DevOps / CI·CD May 6, 2026

2026-05-06 iOS Simulator runtime disk budget, selective install, and CI cleanup on a leased Apple Silicon cloud Mac (HK / JP / KR / SG / US)

MacXCode Engineering Team May 6, 2026 ~23 min read

Teams that lease a Mac mini M4 in Hong Kong, Tokyo, Seoul, Singapore, or the United States for xcodebuild test quickly discover a second bill: Simulator runtimes are not free—they occupy multi‑GB slices under Library/Developer/CoreSimulator, compete with DerivedData for NVMe bandwidth, and multiply when watchOS companions join the matrix. This 2026-05-06 guide answers three operational questions: how to inventory what is installed, how to select only the OS families your destinations require, and how to prune without deleting the runtime your nightly UI tests still boot. It extends headless simulator testing, pairs with disk cleanup janitors, and references DerivedData isolation when you run parallel lanes on the same host.

Why 2026 CI still confuses “Xcode installed” with “Simulator ready”

Xcode.app bundles the toolchain, but runtimes are versioned payloads you download on demand. Three recurring mistakes:

  • Destination drift — YAML still lists iPhone 15 while the host only provisioned iPhone 16 images after an Xcode bump.
  • Silent watch pairing — the iOS scheme passes locally because Xcode auto-fetched a watch runtime; CI never did.
  • Janitor overreach — a cron deletes “old” runtimes that QA still needed for reproducing App Store crashes on iOS 17.6.
Anchor numbers: keep ≥ 180 GB free on a 512 GB SKU before starting a parallel test wave; on 2 TB nodes, still cap runtime count so Spotlight and backup daemons do not contend during Archives.

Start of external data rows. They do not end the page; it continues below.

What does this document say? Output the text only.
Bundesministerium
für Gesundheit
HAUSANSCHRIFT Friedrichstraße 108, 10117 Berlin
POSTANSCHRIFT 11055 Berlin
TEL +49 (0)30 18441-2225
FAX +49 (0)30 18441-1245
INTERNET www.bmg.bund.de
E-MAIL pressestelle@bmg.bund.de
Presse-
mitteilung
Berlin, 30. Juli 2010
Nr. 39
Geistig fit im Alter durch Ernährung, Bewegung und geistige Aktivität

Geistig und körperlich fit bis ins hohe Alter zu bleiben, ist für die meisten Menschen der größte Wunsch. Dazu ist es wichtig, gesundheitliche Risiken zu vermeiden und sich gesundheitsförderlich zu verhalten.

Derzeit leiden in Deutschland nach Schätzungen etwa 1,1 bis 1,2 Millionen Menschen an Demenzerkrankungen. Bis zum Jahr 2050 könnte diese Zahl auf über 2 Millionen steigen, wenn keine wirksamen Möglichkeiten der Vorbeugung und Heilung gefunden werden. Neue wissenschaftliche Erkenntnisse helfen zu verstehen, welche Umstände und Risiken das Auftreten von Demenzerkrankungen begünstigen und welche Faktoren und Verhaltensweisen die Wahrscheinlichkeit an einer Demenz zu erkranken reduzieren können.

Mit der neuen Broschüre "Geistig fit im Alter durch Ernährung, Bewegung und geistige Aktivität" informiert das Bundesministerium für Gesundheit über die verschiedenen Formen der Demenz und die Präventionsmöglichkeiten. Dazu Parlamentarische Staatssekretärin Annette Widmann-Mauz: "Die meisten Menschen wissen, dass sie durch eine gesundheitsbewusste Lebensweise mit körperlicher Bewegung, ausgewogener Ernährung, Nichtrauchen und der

Runtime footprint: where gigabytes hide

Apple Silicon hosts store device data, dyld shared caches, and per-runtime slices. Expect 7–14 GB per major iOS runtime pair (phone + paired watch images vary by year). Add 3–6 GB for additional languages if you installed localization packs for UI screenshot lanes. The point is not the exact byte count—it is the derivative when five engineers each “just install the newest beta runtime” on the same shared builder.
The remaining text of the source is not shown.